The diamond industry is traditionally known for mining the precious gems from underneath the Earth’s soil surface, reaching levels at almost 1000 kilometers deep. In addition to this very invasive process, the industry has created a marine diamond mining sector in search of diamonds located below the ocean floor. This category of mining can be traced back to South Africa and Namibia, and the jewels within their waters are considered to be among the most sought-after diamonds in the world. Their rarity and worth come from their existence, with most diamonds being destroyed while on their journey to the sea from their source. Only the highest quality of diamonds survive. But, the luxury and wealth these gems convey is not a true reflection of the countries they are born within. Towns and villages responsible for mining the diamonds face harsher realities: high unemployment, no job creation, no skills development, or any other form of mining benefits for the community. Workers can face additional problems such as hazardous working conditions, exploitation of human rights, and possible child labour practices.
In order for economic potential and restoration of morality, enforcement of compliance to the Mining Charter and Mineral and Petroleum Resources Development Act (MPRDA) is needed. The act, which was put in place to help combat issues like poverty, inequality, and unemployment in Southern Africa, seems like the most reasonable and obvious solution that these countries need. So why is there a clear lack of compliance within these countries if the MPRDA could make drastic improvements on a socio-economic level for so many people? Two reasons: corporate culture of monopolistic greed, along with political ‘insiderism’. As these governments and corporations prove their immoral conscience, the Mining Charter and MPRDA emphasize the importance sustainability within the transformation of the mining sector through equitable access to mineral resources.

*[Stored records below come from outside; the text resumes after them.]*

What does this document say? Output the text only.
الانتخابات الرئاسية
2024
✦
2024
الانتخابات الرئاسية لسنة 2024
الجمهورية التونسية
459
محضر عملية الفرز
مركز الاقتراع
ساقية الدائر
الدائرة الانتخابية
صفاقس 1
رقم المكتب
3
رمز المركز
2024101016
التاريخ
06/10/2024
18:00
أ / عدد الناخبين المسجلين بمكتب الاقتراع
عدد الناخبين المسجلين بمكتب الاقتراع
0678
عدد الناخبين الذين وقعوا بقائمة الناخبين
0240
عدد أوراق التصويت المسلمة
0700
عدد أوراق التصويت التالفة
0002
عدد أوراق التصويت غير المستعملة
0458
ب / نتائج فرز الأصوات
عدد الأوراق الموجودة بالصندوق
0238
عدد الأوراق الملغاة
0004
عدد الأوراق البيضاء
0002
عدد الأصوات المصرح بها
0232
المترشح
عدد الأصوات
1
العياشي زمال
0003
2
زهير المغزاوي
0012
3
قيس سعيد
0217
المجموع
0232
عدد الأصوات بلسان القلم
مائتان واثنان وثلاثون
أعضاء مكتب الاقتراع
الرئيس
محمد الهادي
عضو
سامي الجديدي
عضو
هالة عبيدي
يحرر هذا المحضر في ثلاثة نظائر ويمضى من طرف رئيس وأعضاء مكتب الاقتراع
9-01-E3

As the King III Code of Conduct quotes, “Sustainability is the primary moral and economic imperative of the 21st century. It is one of the most important sources of both opportunities and risks for business. Sustainability considerations are rooted in the South African Constitution which is the basic social contract that South Africans have entered into.” Without equitable access to these resources, the South African mining industry will fail to transform, and in turn, sustainability remains unachieved.